Is Fripp any less influential in either real or theoretical terms because he was taking that which was being caried
out largely in academia and then regurgitating it in a pop context (or even that which was being used in a fringe pop way,
and making it a little more mainstream)?
** under the above criteria: did he make it "his own"? are we just worrying about the tech issue? or is it the name issue?? (i personally feel a more generic, less person-specific name is a better choice.)
I'm a firm believer in credit where it's due, so it would be nice if peope perceived
as innovators were a little more vocal in crediting sources.
** the other side of this is people saying, "oh, you sound like so-and-so" - - or people who want to know "who you sound like" when asking about what you do.
On a small scale, I'm fairly quick to point out to people who have had no other introduction to looping, e-bow, solo bass or whatever else I might be dabbling in at the time that I'm not the only person in the world using those things, and that what I do is a mish-mash of influences, some of whom loop,
** but these are just technology issues, right? they don't really adress the music. do you sound like these people? if not, what of the tech usage????
So is it more important to be original than good? obviously a combination is preferable, but if one is choosing aims and
goals, are either valid?
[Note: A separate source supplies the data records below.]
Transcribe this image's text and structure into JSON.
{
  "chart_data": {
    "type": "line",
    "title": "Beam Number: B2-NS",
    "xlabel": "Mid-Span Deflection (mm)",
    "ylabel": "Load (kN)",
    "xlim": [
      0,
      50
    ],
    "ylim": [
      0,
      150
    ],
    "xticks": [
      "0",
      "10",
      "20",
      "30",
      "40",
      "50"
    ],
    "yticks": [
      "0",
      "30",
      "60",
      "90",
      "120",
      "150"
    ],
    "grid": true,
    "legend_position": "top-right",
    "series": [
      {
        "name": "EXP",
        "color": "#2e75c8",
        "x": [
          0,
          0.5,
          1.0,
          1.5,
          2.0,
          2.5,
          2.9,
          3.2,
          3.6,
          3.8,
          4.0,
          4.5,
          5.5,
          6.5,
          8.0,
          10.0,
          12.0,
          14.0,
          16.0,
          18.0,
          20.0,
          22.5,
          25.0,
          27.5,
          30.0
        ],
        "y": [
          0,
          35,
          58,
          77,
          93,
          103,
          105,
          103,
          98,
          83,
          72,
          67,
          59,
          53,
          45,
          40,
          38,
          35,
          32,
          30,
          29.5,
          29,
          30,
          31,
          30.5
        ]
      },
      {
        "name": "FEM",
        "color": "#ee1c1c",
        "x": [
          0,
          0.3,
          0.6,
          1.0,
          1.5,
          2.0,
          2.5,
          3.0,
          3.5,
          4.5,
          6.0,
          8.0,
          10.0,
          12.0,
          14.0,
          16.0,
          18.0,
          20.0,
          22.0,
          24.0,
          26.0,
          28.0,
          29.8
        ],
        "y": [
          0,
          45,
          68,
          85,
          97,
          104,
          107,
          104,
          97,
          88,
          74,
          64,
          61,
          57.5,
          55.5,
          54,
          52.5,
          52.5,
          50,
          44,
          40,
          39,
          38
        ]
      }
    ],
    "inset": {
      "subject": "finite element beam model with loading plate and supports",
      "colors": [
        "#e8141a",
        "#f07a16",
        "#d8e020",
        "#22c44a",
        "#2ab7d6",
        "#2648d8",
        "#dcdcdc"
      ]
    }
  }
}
Or is self-expression at any cost the goal? or is it, like the rest of life, driven by the pursuit
of meaning, which seems to have morphed somewhere in the last few years into the pursuit of novelty...
** it all seems pretty relative when you start asking these questions . . .
* for me, i think a lot of it comes down to the intent of each artist. if i go hear someone play whose music is about the playing - - their technique, their emotion, the "is-ness" (if you get my drift) of their playing - - they better come up with the goods. if i go hear someone whose music is about their writing, well i expect the writing to really say something - - either about how clever they are, their use of form or how much emotion they can wring out of something - - the "is-ness" of the writing. ( i think of someone like 'trane, who i think is more about theplaying than the writing, whereas wayne shorter might be about both.) if the person is supposed to be "original" in either of these presentations, they really better come up with it - - and the final arbiter is gonna be how much of themselves is in their offerings/ideas.
stig
oh yeah, this is confidential, don't steal it!!!!!!!!!!!!!